The National Unity Government (NUG) of Myanmar should appoint an ethnic Rohingya representative to help it implement and expand upon its new policy on the rights of Rohingya people, human rights NGO Fortify Rights has said.
The NUG has issued a new 'Policy Position on the Rohingya in Rakhine State', acknowledging the rights of the Rohingya and the atrocities they faced in Myanmar.
The statement represents a monumental shift from the persecution of the Rohingya by the military junta as well as previous governments, which routinely denied their existence as well as evidence of mass atrocity crimes they suffered, according to Fortify Rights.
“This is an important moment for the Rohingya people and Myanmar as a whole,” said Matthew Smith, Chief Executive Officer of Fortify Rights, on Thursday.
“This new policy establishes a foundation for the future realisation of Rohingya rights in Myanmar, and for a more unified path to democracy.”
The statement commits the NUG to ensuring justice and accountability for crimes against the Rohingya in Myanmar.
“We will actively seek justice and accountability for all crimes committed by the military against the Rohingya and all other people of Myanmar throughout our history,” the statement read.
“We intend, if necessary, to initiate processes to grant (the) International Criminal Court jurisdiction over crimes committed within Myanmar against the Rohingya and other communities.”
The NUG is committed to "abolishing" the National Verification Card process, which is coercive and requires the Rohingya to identify as foreigners.
The NUG has further committed to ensuring citizenship rights based “on birth in Myanmar or birth anywhere as a child of Myanmar citizens", which would effectively restore or grant full citizenship rights of all Rohingya people and others.
The NUG has also affirmed its commitment to “voluntary, safe, and dignified repatriation” of Rohingya refugees to Rakhine State.
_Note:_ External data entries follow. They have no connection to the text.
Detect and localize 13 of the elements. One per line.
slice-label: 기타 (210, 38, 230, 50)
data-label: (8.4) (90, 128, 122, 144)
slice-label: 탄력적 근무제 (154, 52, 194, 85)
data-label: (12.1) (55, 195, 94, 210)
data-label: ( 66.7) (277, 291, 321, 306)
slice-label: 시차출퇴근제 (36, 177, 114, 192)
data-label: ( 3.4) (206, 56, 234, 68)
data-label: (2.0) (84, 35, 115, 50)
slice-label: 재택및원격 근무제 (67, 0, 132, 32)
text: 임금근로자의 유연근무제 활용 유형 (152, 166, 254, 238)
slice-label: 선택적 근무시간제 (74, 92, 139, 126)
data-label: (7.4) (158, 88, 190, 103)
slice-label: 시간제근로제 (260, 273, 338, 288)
The NUG cabinet currently does not include any Rohingya representatives. Established on April 16 by elected legislators and others ousted in the February 1 military coup d’état, the NUG has 26 ministers and four executives, including State Counsellor Aung San Suu Kyi and President Win Myint, who both remain imprisoned by the junta.
“The NUG should appoint a Rohingya envoy to liaise with Rohingya people and to ensure Rohingya concerns are adequately represented and addressed by the cabinet,” said Matthew Smith. “This new policy is a positive first step in that direction.
In addition to appointing a Rohingya representative, the NUG should continue to prioritise meaningful consultation with Rohingya people globally, including Rohingya women, said Fortify Rights.